- The Coat of Arms of the Billionaires for Wealthcare (The Caduceus is designed to resemble the US dollar symbol, the green to further represent money or wealth and the shield as a reference to Blue Cross and Blue Shield.)

= Billionaires for Wealthcare =

Billionaires for Wealthcare were a political guerrilla theatre and culture jamming group that was satirically opposed to U.S. President Barack Obama's attempts at healthcare reform in the United States. Their stated satirical goals were meant to expose the moneyed interests in keeping the status quo of healthcare at the time.

==Modus operandi==
Much like the earlier Billionaires for Bush, its members arrived at events (both pro- and anti-reform) in phony limousines wearing fancy attire (tuxedos, top hats, evening gowns, pearls etc.) and addressed one another by pseudonyms such as "Phil T. Rich", "Z. Roe Compassion" and "Frida Market". They carried signs with slogans such as Let Them Eat Advil, Do Not Harm Our Bottom Line and If We Ain't Broke, Don't Fix It! (the latter also being the group's official motto). Their chants included: Walk. It. Off., Wealthcare, Not Healthcare! and Your Pain, Our Gain. Their repertoire also included songs with satirically modified lyrics set to well known tunes such as The Battle Hymn of the Republic and We Shall Overcome.
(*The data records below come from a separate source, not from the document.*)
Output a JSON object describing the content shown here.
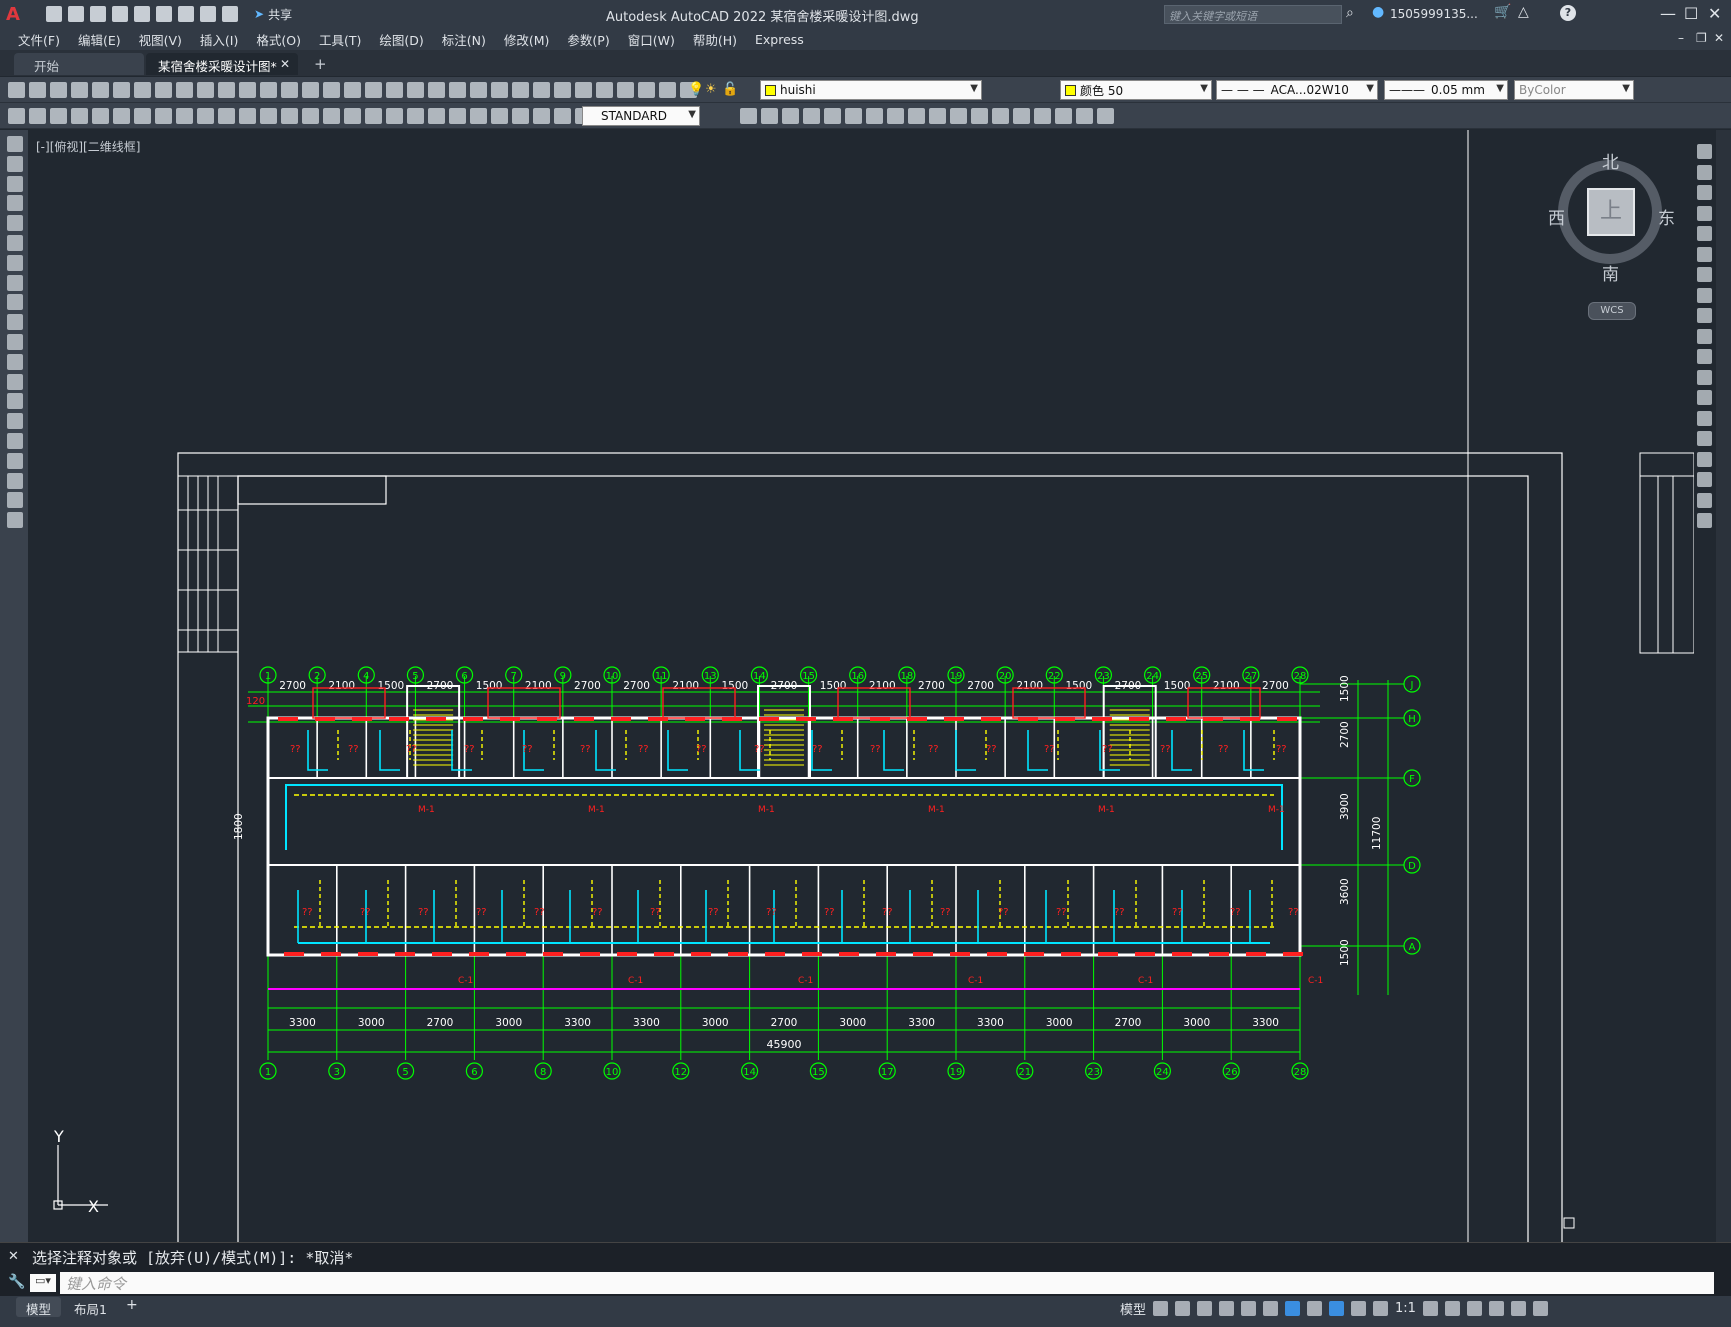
{
  "titlebar": {
    "app_title": "Autodesk AutoCAD 2022    某宿舍楼采暖设计图.dwg",
    "share_label": "共享",
    "search_placeholder": "键入关键字或短语",
    "user_name": "1505999135...",
    "minimize": "—",
    "restore": "☐",
    "close": "✕"
  },
  "menu": {
    "items": [
      "文件(F)",
      "编辑(E)",
      "视图(V)",
      "插入(I)",
      "格式(O)",
      "工具(T)",
      "绘图(D)",
      "标注(N)",
      "修改(M)",
      "参数(P)",
      "窗口(W)",
      "帮助(H)",
      "Express"
    ]
  },
  "tabs": {
    "start": "开始",
    "document": "某宿舍楼采暖设计图*",
    "close": "✕",
    "add": "+"
  },
  "toolbar": {
    "layer_name": "huishi",
    "color_name": "颜色 50",
    "linetype": "ACA...02W10",
    "lineweight": "0.05 mm",
    "plotstyle": "ByColor",
    "textstyle": "STANDARD"
  },
  "viewport": {
    "label": "[-][俯视][二维线框]"
  },
  "viewcube": {
    "north": "北",
    "south": "南",
    "east": "东",
    "west": "西",
    "face": "上",
    "wcs": "WCS"
  },
  "ucs": {
    "x": "X",
    "y": "Y"
  },
  "drawing": {
    "axis_top": [
      "1",
      "2",
      "4",
      "5",
      "6",
      "7",
      "9",
      "10",
      "11",
      "13",
      "14",
      "15",
      "16",
      "18",
      "19",
      "20",
      "22",
      "23",
      "24",
      "25",
      "27",
      "28"
    ],
    "axis_bottom": [
      "1",
      "3",
      "5",
      "6",
      "8",
      "10",
      "12",
      "14",
      "15",
      "17",
      "19",
      "21",
      "23",
      "24",
      "26",
      "28"
    ],
    "axis_right": [
      "J",
      "H",
      "F",
      "D",
      "A"
    ],
    "dims_top": [
      "2700",
      "2100",
      "1500",
      "2700",
      "1500",
      "2100",
      "2700",
      "2700",
      "2100",
      "1500",
      "2700",
      "1500",
      "2100",
      "2700",
      "2700",
      "2100",
      "1500",
      "2700",
      "1500",
      "2100",
      "2700"
    ],
    "dims_bottom": [
      "3300",
      "3000",
      "2700",
      "3000",
      "3300",
      "3300",
      "3000",
      "2700",
      "3000",
      "3300",
      "3300",
      "3000",
      "2700",
      "3000",
      "3300"
    ],
    "total_dim": "45900",
    "dims_right": [
      "1500",
      "2700",
      "3900",
      "3600",
      "1500"
    ],
    "total_right": "11700",
    "left_dim": "1800",
    "edge_dim": "120",
    "room_mark": "??",
    "door_mark": "M-1",
    "window_mark": "C-1"
  },
  "command": {
    "history": "选择注释对象或 [放弃(U)/模式(M)]: *取消*",
    "placeholder": "键入命令"
  },
  "status": {
    "model_tab": "模型",
    "layout1_tab": "布局1",
    "add": "+",
    "model_button": "模型",
    "scale": "1:1"
  },
  "colors": {
    "drawing_bg": "#212830",
    "axis_green": "#00ff00",
    "wall_white": "#ffffff",
    "pipe_cyan": "#00e5ff",
    "pipe_yellow": "#ffff00",
    "text_red": "#ff2020",
    "magenta": "#ff00ff"
  }
}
They were always friendly and polite to reform opponents, making sure to thank them profusely for fighting to protect their supposed fortunes. Likewise they adopted a polite but faux taunting posture towards pro reform advocates. Often these tactics created confusion, with reform opponents returning their friendly gestures and supporters responding angrily back.

== History ==
At the time, there had been some remnants of the older Billionaires for Bush (B4B) members around the country that were beginning to push back against the Tea Party. The "Billionaires for Wealthcare" name was created and first used by a small group in Phoenix, AZ. Their first action was on August 22, 2009, at a Tea Party Protest at Representative Harry Mitchell's office. They created the website and owned the domain. Local activist/videographer, Dennis Gilman, recorded the Billionaires encounter with the Tea Party protesters and produced a video that garnered much media attention.

Another group in North Carolina, led by Chase Foster, also began similar actions in the same timeframe.

After the media attention from the Arizona action, the Phoenix group decided to hand over the domain to the original Billionaires for Bush activists in New York. They were more capable in managing the website and expanding the movement in the same ways they had with B4B. They united the groups in AZ, NC and other cities under the B4W banner.

==Activities, growth and media coverage==
They had chapters in 20 states and the District of Columbia. The BFW have been featured or mentioned in numerous media outlets, both mainstream and underground. On October 23, 2009, at the final day of the Washington DC conference of America's Health Insurance Plans, an insurance industry advocacy group, BFW members interrupted a speech by Republican pollster Bill McInturff, with a version of the song Tomorrow from the musical Annie, featuring lyrics modified to mock those opposed to the public option , ,. This happened to include most everyone attending the conference. The BFW members continued to sing as they were escorted out by security.